Once the unique chunks are successfully submitted to the Storage back-end, the Indexer (see figure below) will communicate with the SyncService to commit the changes to the Metadata back-end, which is the component responsible for keeping versioning  information and other metadata. The Metadata back-end may be a relational database like MySQL or a NoSQL data store such as Cassandra or Riak. Irrespective of the chosen database technology, the SyncService needs to provide a consistent view of the synced files. Allowing new commit requests to see uncommitted changes may result in unwanted conflicts.

When more than one user work with the same file, there is a high chance that they accidentally update their local working copies at the same time. It is therefore critical that metadata is consistent at all times to establish not only the most recent version of each individual file but to record its (entire) version history. Although relational databases process data slower than NoSQL databases, NoSQL databases do not natively support ACID transactions, which could compromise consistency, unless additional complex programming is performed. Since the nature of the metadata back-end strongly determines both the scalability and complexity of the synchronization logic, an open modular architecture like StackSync can reduce the cost of innovation adding a great flexibility to meet changing needs.

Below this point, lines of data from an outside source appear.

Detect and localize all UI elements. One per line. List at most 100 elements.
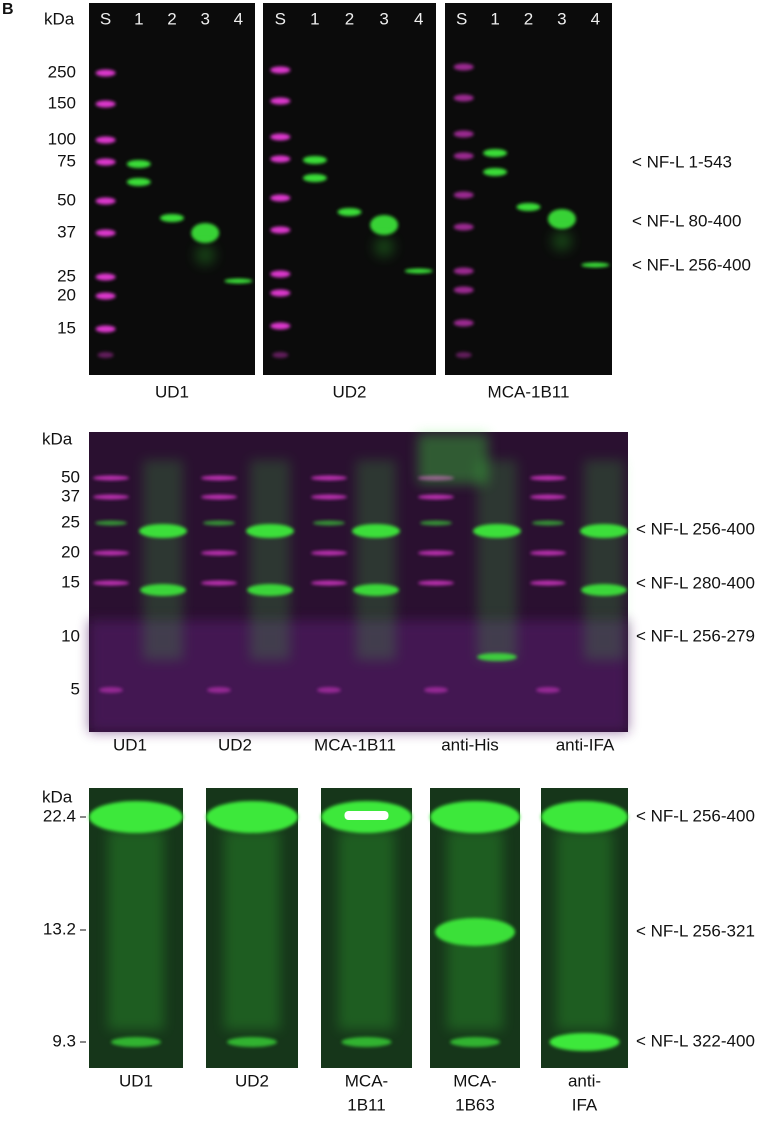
band	[191, 223, 220, 243]
lane-label: MCA-1B11	[314, 735, 396, 754]
band	[302, 174, 327, 182]
strip-label: MCA-	[453, 1071, 496, 1090]
band	[95, 158, 116, 166]
lane-smear	[477, 460, 517, 660]
strip-label: UD1	[119, 1071, 153, 1090]
band	[224, 278, 253, 284]
annotation: < NF-L 1-543	[632, 152, 732, 171]
band	[95, 273, 116, 281]
marker-label: 25	[61, 512, 80, 531]
band	[93, 550, 129, 556]
lane-label: 1	[310, 9, 319, 28]
lane-label: anti-IFA	[556, 735, 615, 754]
band	[227, 1037, 277, 1047]
band	[270, 289, 291, 297]
blot	[445, 3, 612, 375]
marker-label: 5	[71, 679, 80, 698]
overflow-region	[418, 434, 488, 484]
lane-label: 4	[591, 9, 600, 28]
band	[201, 475, 237, 481]
band	[549, 1033, 620, 1051]
band	[246, 524, 294, 538]
band	[93, 475, 129, 481]
band	[370, 215, 399, 235]
band	[477, 653, 517, 661]
strip-smear	[556, 830, 613, 1030]
band	[95, 229, 116, 237]
band	[160, 214, 184, 222]
band	[95, 69, 116, 77]
band	[99, 687, 123, 693]
marker-label: 250	[48, 62, 76, 81]
band	[270, 322, 291, 330]
unit-label: kDa	[42, 787, 73, 806]
blot	[89, 3, 255, 375]
marker-label: 25	[57, 266, 76, 285]
band	[530, 550, 566, 556]
band	[270, 226, 291, 234]
band	[424, 687, 448, 693]
band	[341, 1037, 392, 1047]
band	[530, 494, 566, 500]
band	[93, 580, 129, 586]
band	[270, 97, 291, 105]
band	[201, 494, 237, 500]
lane-label: 4	[414, 9, 423, 28]
lane-label: S	[275, 9, 286, 28]
band	[93, 494, 129, 500]
marker-label: 20	[61, 542, 80, 561]
lane-smear	[584, 460, 624, 660]
annotation: < NF-L 256-400	[636, 806, 755, 825]
band	[453, 286, 474, 294]
marker-label: 37	[57, 222, 76, 241]
lane-label: 2	[167, 9, 176, 28]
band	[270, 155, 291, 163]
lane-smear	[356, 460, 396, 660]
lane-label: 3	[200, 9, 209, 28]
band	[313, 520, 345, 526]
band	[418, 550, 454, 556]
band	[311, 475, 347, 481]
band	[270, 194, 291, 202]
band	[201, 580, 237, 586]
marker-label: 10	[61, 626, 80, 645]
band	[311, 494, 347, 500]
band	[353, 584, 399, 596]
band	[450, 1037, 500, 1047]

Finally, when the SyncService finishes the commit operation, it will then notify of the latest changes to all interested devices. The device that originally modified the local working copy of the file will just update the Indexer upon the arrival of the confirmation from the SyncService. The other devices will both update their local databases and download the new chunks from the Storage back-end. We are assuming that an efficient communication middleware mediates between devices and the SyncService. This middleware should support efficient marshaling and message compression to reduce traffic overhead. Very importantly, it should support scalable change notification to a high number of entities, using either pull or push strategies. To deduplicate files and offer continuous reconciliation, recall that the local database at the Indexer must be in sync with the Metadata back-end, for which notification must be performed fast.

Sync interactions

The figure above illustrates the interaction between all components of a file sync engine in StackSync.